Secondhand Lions: A New Musical is based on the 2003 movie of the same name. Music and lyrics for the musical were written by Alan Zachary and Michael Weiner, who also wrote First Date. The book was by Rupert Holmes.

==Production==
The show premiered from September 6 to October 7, 2013 at The 5th Avenue Theatre in Seattle, Washington.
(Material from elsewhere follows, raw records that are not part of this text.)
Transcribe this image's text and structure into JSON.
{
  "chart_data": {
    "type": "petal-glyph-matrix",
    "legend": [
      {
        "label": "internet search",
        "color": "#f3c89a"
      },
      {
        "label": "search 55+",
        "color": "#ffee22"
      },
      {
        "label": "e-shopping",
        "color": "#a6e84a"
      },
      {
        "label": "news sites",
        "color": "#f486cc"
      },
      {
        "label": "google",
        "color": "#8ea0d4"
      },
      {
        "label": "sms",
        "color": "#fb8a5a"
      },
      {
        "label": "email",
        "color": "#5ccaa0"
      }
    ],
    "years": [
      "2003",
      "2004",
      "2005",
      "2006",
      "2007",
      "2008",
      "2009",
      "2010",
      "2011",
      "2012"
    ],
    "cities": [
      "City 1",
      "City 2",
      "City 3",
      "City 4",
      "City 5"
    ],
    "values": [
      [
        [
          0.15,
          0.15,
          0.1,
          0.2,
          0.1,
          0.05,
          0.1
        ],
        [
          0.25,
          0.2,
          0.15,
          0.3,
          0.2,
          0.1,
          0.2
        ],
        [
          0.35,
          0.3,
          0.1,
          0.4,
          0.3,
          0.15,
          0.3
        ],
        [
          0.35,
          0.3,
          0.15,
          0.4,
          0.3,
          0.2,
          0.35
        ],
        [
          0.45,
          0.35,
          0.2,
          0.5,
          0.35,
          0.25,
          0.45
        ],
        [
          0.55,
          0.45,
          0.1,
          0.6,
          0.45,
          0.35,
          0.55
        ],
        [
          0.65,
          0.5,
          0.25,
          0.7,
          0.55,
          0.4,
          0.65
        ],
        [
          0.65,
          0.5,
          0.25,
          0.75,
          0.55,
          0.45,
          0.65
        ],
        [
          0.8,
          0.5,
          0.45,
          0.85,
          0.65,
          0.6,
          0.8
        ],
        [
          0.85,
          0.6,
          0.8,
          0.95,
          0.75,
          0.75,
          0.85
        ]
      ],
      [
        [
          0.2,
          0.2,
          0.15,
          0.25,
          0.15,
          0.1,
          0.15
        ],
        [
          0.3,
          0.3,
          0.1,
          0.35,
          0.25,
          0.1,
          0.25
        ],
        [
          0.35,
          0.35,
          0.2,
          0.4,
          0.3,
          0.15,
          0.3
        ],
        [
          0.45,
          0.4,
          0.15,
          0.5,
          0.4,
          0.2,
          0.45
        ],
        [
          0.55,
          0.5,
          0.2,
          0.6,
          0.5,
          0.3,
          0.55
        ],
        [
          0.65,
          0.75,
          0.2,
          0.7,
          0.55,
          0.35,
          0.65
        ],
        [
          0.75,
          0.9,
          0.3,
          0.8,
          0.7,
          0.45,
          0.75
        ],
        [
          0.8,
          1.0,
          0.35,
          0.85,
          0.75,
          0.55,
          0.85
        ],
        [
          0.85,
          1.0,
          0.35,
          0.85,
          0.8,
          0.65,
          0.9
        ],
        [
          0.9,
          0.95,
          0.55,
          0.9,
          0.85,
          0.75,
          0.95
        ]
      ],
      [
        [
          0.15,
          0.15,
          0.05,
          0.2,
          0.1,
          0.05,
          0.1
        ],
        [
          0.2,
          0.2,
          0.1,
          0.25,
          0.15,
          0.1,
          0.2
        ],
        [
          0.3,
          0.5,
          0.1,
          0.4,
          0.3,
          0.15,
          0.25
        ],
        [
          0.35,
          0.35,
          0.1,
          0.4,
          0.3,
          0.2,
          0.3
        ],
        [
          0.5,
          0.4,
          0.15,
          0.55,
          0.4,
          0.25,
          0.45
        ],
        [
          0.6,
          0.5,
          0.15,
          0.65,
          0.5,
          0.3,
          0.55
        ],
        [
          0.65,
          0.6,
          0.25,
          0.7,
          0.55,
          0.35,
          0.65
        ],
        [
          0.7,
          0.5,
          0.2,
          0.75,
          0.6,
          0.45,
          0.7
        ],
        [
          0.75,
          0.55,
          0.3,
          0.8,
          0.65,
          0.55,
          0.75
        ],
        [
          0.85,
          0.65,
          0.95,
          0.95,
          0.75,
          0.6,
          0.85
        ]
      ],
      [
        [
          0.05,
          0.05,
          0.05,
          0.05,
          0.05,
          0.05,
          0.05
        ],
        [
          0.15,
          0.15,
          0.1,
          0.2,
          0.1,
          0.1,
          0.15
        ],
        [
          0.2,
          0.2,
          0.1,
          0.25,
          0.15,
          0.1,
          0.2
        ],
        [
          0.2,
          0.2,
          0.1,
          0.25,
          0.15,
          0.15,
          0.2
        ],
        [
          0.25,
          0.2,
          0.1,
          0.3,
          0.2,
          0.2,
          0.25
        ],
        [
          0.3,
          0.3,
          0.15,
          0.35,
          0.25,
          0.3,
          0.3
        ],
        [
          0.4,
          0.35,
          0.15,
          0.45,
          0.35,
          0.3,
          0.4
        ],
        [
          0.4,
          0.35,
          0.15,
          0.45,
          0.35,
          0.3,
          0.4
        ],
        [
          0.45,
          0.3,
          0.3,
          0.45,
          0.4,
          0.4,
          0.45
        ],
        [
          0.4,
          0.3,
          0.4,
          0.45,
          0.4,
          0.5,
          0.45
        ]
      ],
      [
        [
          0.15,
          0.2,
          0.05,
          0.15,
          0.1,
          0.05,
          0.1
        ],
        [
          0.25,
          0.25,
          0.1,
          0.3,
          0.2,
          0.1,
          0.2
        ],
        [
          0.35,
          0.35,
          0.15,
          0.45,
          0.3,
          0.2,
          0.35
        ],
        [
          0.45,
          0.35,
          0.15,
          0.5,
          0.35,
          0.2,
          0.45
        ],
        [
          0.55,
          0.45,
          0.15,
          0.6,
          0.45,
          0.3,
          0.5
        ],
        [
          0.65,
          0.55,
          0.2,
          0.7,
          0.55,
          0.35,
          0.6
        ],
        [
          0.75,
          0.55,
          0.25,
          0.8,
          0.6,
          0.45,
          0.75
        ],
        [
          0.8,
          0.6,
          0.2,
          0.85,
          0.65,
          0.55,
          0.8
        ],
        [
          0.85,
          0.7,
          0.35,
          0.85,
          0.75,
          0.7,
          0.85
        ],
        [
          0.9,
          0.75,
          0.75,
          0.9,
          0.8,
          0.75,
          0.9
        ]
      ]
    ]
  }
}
The show was directed by Scott Schwartz, who directed Golda's Balcony and co-directed Jane Eyre on Broadway. Scott Schwartz was appointed Artistic Director of the Bay Street Theatre in Sag Harbor, New York in 2013.

==Plot==
Walter, a young boy, is unwillingly dropped off unannounced, by his mother, Mae, at his two great-uncles' farmhouse in Texas for the summer. The uncles, Hub and Garth, recently bought the farm, returning after a long time with a secretly earned fortune. Over the course of the summer, Walter tries to find the method in which his uncles gained money, and what they did during their absence. The tale he hears and discovers reveals the uncles' courage and bravery in their prime.

Differences from the Film

- Jane, the girl across the pond, is an added character in the musical.
- The ‘relatives’ in the film that arrive to learn about the uncle's fortune are omitted in the musical.
- There are no live animals in the musical.
- Jasmine, in the movie, is renamed Samira.

==Musical numbers==

Act 1
- Overture - Orchestra
- The Wild Lion Boys – Male Ensemble
- The Fort Worth College of Court Reporting – Mae
- Just Right – Walter
- Worth Believin’ In (Part 1)/The Steamship – Garth, Young Hub, Young Garth
- The Sultan of the Sultanate of Oujda – Fake Sultan, Ensemble
- Sand – Sultan, Harem Girls, Grand Vizier, Ensemble
- You Have to See It to Believe It – Jane, Walter
- You Have to See It to Believe It (Reprise) – Jane
- Mae's Letter – Mae
- Just What I Needed –Samira
- Unlike Anyone I’ve Ever Known – Young Hub, Sultan
- Ghita's Advice – Ghita, Samira, Harem Girls
- Hub's Revelation – Hub, Garth, Young Hub, Walter, Ensemble
Act 2
- Entracte – Orchestra
- Just What I Needed (Reprise) – Samira, Ghita, Harem Girls
- Alive or Dead – Sultan, Ensemble
- You Have Brought Me Love – Samira, Young Hub
- Fly into a Better Tomorrow – Walter, Jane, Garth, Ensemble
- The Sultan of the Sultanate of Oujda (Reprise) – Prisoners
- The Sultan's Lament – Sultan, Ensemble
- You Have Brought Me Love (Reprise) – Samira, Hub
- Worth Believin’ In (Part 2) – Hub
- The Wild Lion Boys (Reprise) – Stan
- Do Something for Me – Walter
- Don't Count Us Out – Garth, Hub, Walter
- Worth Believin’ In (Finale) - Company

==Roles and original cast==
The principal cast of The 5th Avenue Theatre's production was as follows.

| Character | Actor |
|---|---|
| Garth | Gregg Edelman |
| Hub | Mark Jacoby |
| Mae | Kendra Kassebaum |
| Walter | Johnny Rabe |
| Samira | Jenny Powers |
| Young Garth | Jared Michael Brown |
| Young Hub | Kevin Earley |
| Sultan | Jason Danieley |
| Achmed | Justin Huertas |
| Jane | Sophia Anne Caruso |
| Ghita | Wendi Bergamini |
| Ricky-Jo | Nick Gaswirth |
| Bruno | Harris Milgrim |
| Vic | Deon Ridley |
| Sicilian Hoodlum | Harris Milgrim |
| Barlow | Nick DeSantis |
| Stan | Matthew Posner |
| Nurse | Sarah Rose Davis |
| Grown Walter | Kevin Earley |
| Todd | Johnny Rabe |
| Grown Jane | Jenny Powers |
| Sultan's Grandson | Jason Danieley |

† Grayson J. Smith appeared as Walter Double, before the song 'Just Right'.

== Recordings ==
The World Premiere Recording was released digitally on October 2, 2020 by Broadway Records. It includes a cut song entitled "The Fort Worth College of Court Reporting".